Glimmers
von Alexia Mavridou | am Monday 28 April 2025

Sonnenstrahlen berühren sanft alte Gläser, verstaubte Vasen und Möbel mit Vergangenheit. Es ist dunkel im Raum, im Haus, im Schuppen, wir wissen nicht, wo wir sind. Doch wir beobachtendie Protagonistin Isabel (Patricia López Arnaiz), wie sie beobachtet, berührt und stöbert. Langsam wird klar, hier werden Gegenstände verkauft, von Menschen, die nicht mehr mit uns weilen. Der Tod ist allgegenwärtig, auch in einem neuen Fundstück, wie das, was Isabel und ihr Mann Nacho (Julián López) für ihr neues Landhaus mitnehmen.

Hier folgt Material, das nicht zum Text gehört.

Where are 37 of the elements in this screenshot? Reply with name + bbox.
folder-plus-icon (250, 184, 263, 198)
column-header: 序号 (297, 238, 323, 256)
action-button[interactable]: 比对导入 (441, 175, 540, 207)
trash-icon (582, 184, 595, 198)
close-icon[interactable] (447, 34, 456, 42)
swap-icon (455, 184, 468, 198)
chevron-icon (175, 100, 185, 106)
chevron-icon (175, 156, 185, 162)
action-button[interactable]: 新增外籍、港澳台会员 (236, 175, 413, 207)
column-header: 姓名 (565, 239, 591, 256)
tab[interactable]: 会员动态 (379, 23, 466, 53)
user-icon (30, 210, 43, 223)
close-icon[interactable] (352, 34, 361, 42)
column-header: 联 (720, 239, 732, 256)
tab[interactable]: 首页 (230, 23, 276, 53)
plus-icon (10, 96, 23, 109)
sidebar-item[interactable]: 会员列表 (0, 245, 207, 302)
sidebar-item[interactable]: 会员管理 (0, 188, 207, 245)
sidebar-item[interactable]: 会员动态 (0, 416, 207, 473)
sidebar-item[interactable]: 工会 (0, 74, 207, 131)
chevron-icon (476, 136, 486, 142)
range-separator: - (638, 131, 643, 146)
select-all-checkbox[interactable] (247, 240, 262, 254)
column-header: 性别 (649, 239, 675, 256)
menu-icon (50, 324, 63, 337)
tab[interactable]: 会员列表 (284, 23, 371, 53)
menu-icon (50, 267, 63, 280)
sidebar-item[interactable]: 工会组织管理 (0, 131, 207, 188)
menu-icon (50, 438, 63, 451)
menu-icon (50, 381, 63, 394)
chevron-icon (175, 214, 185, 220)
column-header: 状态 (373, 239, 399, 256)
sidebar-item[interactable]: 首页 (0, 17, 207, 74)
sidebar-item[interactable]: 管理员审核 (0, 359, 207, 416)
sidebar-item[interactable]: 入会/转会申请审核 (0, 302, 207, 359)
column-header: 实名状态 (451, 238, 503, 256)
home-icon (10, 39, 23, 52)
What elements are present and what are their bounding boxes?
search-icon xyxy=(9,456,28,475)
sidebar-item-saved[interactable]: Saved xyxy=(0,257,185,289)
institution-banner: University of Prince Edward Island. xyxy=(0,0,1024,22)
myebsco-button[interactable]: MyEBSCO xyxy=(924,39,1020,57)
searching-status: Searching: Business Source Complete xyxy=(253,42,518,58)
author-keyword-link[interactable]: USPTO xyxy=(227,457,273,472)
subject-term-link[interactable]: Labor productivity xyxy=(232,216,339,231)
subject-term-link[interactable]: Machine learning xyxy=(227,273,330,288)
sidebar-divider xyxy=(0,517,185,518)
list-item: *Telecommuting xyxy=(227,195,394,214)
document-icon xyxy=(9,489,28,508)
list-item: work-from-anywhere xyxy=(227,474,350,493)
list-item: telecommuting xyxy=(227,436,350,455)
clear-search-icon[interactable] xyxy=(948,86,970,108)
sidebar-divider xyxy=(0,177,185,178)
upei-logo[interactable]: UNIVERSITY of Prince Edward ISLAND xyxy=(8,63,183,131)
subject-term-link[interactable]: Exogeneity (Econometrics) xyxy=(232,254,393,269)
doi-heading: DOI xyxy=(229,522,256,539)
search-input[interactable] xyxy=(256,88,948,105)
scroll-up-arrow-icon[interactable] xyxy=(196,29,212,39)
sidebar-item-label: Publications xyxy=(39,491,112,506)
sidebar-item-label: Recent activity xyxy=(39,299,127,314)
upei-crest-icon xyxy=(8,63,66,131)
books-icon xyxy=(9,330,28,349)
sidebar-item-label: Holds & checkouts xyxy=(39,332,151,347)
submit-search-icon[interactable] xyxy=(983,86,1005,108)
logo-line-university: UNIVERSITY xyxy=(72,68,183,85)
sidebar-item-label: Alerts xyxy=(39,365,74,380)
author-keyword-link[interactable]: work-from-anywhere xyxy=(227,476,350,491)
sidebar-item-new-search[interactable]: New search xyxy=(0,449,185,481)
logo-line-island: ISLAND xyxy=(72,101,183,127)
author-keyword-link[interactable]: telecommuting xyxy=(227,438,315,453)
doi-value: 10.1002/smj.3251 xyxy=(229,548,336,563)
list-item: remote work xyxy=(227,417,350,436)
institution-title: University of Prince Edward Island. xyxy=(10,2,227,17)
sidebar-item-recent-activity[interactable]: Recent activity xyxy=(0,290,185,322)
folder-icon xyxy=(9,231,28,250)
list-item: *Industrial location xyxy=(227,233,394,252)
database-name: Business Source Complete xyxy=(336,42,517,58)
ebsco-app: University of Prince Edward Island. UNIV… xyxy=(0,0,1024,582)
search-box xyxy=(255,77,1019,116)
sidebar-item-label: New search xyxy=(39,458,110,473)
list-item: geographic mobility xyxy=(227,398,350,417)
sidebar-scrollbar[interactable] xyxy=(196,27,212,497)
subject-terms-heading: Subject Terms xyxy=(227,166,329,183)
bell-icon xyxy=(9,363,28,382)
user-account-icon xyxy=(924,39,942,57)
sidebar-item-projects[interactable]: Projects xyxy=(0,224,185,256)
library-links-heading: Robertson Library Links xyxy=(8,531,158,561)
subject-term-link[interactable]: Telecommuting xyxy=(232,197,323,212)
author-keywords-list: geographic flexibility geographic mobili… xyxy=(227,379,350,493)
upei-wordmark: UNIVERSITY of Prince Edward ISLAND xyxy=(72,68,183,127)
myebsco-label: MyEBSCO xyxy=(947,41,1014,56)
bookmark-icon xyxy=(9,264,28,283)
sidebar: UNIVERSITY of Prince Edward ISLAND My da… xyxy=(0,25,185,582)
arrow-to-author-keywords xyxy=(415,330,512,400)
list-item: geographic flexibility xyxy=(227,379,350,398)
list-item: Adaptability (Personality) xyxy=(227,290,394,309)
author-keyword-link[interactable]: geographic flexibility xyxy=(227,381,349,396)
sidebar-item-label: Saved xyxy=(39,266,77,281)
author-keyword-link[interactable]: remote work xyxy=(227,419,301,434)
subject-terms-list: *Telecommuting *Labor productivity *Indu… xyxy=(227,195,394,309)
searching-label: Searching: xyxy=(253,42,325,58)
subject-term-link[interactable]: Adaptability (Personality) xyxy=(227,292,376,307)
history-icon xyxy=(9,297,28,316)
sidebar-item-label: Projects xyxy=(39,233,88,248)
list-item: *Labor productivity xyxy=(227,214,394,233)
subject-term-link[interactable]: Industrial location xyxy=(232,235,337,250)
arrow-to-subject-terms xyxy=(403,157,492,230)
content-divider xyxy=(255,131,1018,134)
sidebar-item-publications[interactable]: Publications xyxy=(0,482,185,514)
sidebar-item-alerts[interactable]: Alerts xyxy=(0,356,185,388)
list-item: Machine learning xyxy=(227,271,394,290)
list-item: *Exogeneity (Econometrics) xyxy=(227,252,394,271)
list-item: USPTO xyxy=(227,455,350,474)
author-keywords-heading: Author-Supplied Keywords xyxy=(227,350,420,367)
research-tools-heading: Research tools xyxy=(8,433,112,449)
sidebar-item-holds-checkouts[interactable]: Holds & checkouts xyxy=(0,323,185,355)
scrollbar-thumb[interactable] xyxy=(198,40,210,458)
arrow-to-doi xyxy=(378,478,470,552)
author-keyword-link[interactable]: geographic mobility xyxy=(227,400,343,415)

Der dritte Spielfilm Glimmers (Originaltitel: Los Destillos) der spanischen Regisseurin, Drehbuchautorin und Goya-Preisträgerin Pilar Palomero handelt vom (Durch)Schimmern, der Begegnung und dem Tod. Denn als Isabels Tochter Madalen (Marina Guerola) in die Heimat fährt, bittet sie ihre Mutter darum, ihren Vater Ramón (Antonio de la Torre) zu besuchen. Isabels Ex-Mann ist schwer krank und wird sterben. 15 Jahre ist die Trennung zwischen ihr und Ramón her. Ihre Vergangenheit schien überwunden. Doch in dem Moment, in dem Isabel der Bitte ihrer Tochter nachgeht, erfährt sie Widerstand – in sich und von Ramón. Der Zwist ist zu groß. Ramón ist Familie, bekannt wie ein altes Buch. Doch zugleich ist er ein Fremder, zu dem sie keinen Zugang finden kann und will. Was zur Trennung führte, erfahren wir nie. Doch aus Liebe zu ihrer Tochter überwindet sich Isabel, schwer, leise und doch leidvoll, und stellt sich ihren Mauern, die so schnell wieder da waren.
Wie ist es, einen Menschen zu begleiten, wohl wissend, dass er bald stirbt? Dieser Frage geht Palomeros Film nach, der auf einer Kurzgeschichten des Buches „Bihotz handiegia“ (engl. Titel: A heart too Big) der baskischen Autorin Eider Rodriguez basiert. So wie alle Filme Palomeros versucht auch dieser nicht zu werten und dramatisch zu sein. Er ist laut in der Stille der Begegnung zweier Menschen. In Glimmers geht es um ein Licht, das durchscheint, trotz aller Mauern, ein Durchkommen gegen alle Widerstände, eine Berührung im weitesten Sinne. Wie können wir als Menschen unsere Ängste überwinden, und Liebe neu wagen? Was machen wir Menschen aus unseren Begegnungen, die ein Ende zu haben scheinen? Isabel dachte, ihre Beziehung zu Ramón hatte ein Ende. Doch das Leben bietet ihr ein zweites Ende, die Trennung durch den Tod.
Die Perspektiven in Glimmers sind vielschichtig, und subtil. Die Angst um den Tod ist sanft und doch laut. Isabels Tochter Madalen vernachlässigt ihr Studium, um bei ihrem Vater Ramón zu sein. Ihr Mann Nacho, unterstützend, sieht im Stillen zu, wie eine alte Familie neue Wege versucht zu finden. Seine Frau Isabel geht ambivalent auf Ramón zu, um ihm wiederzubegegnen, bis dass der Tod sie scheidet. Lange versteckt sie sich immer wieder hinter Türen, hinter Wänden, wendet ihren Blick ab, beobachtet aber voller Zuneigung und Angst, im Unwissen ihrer Liebsten. Was ist, wenn Liebe stirbt und neu, anders wiederaufersteht?
Das Ende des Films ist immer schon bekannt. Es geht um den Weg dorthin. Das alte Wissen, was uns im Heranwachsen zum Ende unseres Lebens eine verborgene Entdeckung bleibt. Was am Ende Isabel gewinnt, ist Ruhe und Zuwendung zum Licht. Sie verbirgt sich nicht mehr. Denn sie weiß, wenn langsam und schwer die Kirchturmglocken läuten, dann ist jemand ist gestorben. So denkt sie an Ramón, und vergisst ihre Angst vor dem schrecklichen Ende.